I had a craving last night.

And with the Sun and Moon both in need-to-have-your-needs-fulfilled Cancer, thankfully that which I had a craving for was in clear sight.

Located bottom left, tucked nicely away in crisper drawer of our just-cleaned refrigerator, there it was. The cauliflower.

Now, I should be more clear. I wasn’t just yearning for cauliflower prepared any which way. In fact, raw cauliflower—a staple of crudite platters nationwide—is just not my personal cup of tea. Since that was the way I knew this vegetable when I was growing up, it took until I was in my 20s—the time I began to hone my stir-fry skills and saw how heat could transform the flavor of this vegetable—that I began to enjoy cauliflower.

But truly my love affair with it didn’t develop until I discovered the alchemical magic that occurred when its little white florets met its compadres of a casserole dish and a 400F oven.

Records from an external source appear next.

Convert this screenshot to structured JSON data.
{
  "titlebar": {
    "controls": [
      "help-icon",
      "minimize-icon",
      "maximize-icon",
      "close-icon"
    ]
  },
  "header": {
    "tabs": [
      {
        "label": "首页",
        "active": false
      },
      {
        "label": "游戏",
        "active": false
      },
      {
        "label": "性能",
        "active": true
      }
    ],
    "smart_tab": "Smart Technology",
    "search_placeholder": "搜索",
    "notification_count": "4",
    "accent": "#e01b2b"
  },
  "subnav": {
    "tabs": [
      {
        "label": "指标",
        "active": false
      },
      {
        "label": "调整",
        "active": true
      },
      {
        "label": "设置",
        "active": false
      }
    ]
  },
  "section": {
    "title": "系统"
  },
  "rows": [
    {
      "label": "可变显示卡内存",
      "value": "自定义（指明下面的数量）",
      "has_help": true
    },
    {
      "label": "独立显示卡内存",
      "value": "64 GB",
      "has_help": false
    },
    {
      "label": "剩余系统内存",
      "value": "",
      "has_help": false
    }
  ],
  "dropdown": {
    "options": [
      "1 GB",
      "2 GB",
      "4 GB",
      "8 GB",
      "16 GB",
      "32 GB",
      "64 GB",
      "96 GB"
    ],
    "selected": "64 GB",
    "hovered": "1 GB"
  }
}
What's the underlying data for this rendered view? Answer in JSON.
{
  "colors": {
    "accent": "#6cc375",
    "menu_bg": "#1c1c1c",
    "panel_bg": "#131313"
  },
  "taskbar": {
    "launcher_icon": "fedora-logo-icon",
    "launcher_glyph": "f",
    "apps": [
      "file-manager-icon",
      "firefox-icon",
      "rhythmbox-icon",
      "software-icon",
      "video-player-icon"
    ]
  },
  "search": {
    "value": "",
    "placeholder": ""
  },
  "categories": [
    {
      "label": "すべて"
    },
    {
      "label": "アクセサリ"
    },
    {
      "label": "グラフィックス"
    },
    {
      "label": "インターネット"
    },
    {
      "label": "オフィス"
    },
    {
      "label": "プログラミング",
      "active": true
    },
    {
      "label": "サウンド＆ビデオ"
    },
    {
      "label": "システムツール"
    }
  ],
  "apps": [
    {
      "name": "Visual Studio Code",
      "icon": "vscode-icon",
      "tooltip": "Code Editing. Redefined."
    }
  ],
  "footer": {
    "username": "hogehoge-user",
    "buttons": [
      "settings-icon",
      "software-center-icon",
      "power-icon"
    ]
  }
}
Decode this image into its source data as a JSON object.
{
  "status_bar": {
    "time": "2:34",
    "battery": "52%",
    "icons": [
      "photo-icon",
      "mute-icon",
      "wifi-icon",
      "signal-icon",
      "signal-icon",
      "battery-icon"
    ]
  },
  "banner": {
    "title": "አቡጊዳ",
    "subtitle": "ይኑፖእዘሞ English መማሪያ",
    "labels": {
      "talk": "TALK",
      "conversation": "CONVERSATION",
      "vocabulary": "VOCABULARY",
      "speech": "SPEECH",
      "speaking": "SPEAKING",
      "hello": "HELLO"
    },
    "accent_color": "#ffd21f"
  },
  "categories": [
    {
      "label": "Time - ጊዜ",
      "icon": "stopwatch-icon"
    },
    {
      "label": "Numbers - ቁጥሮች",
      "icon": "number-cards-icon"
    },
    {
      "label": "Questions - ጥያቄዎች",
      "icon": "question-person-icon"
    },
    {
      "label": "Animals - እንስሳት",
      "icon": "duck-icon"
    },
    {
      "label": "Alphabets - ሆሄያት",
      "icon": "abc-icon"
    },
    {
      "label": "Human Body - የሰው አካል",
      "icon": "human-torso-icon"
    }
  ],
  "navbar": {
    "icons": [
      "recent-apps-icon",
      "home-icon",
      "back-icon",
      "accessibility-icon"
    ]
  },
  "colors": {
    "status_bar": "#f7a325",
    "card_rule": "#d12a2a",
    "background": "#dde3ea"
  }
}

It is roasted cauliflower about which I swoon. That’s because roasting brings out qualities in cauliflower— a caramelized sweet flavor and amazing buttery texture—which, upon reflection of this vegetable in raw form, you wouldn’t think really existed.

But trust me, it does, and it was a desire for roasted cauliflower that in pure Plutonian fashion caught my attention and wouldn’t let go. Before I share with you how to prepare this delightful dish, I want to detour for a moment and extol another aspect of this vegetable—its nutrition and health benefits.

Cauliflower is a member of the much-lauded Brassica family of vegetables, making it a cousin of broccoli, kale, collards, cabbage, and other crucifers. In addition to a common geneology, what these foods share is their being a repository of health-promoting sulfur-containing phytonutrients. These nutrients, known as glucosinolates, aid the liver in its ability to detoxify chemicals and compounds like estrogen. This is one reason why researchers, public health organizations, and healthcare practitioners suggest eating several weekly servings of Brassica vegetables as a part of a cancer-preventive diet.

In addition to these phytonutrients, it is also concentrated in vitamin C, with one cup cooked cauliflower providing about 90% of the Daily Value for this immune-supporting nutrient. It’s also a good contributor of folate, fiber, and vitamin B6. Plus, if you’re looking for a food that will satisfy hunger without costing you too many calories, cauliflower fits the bill, with one cup containing about 25 calories.

Roasting Cauliflower: A Recipe

There are many ways to prepare roasted cauliflower. You can roast the whole cauliflower, cut it into slices, or divide it into small floret pieces. It was the latter approach that I used last night. Read More…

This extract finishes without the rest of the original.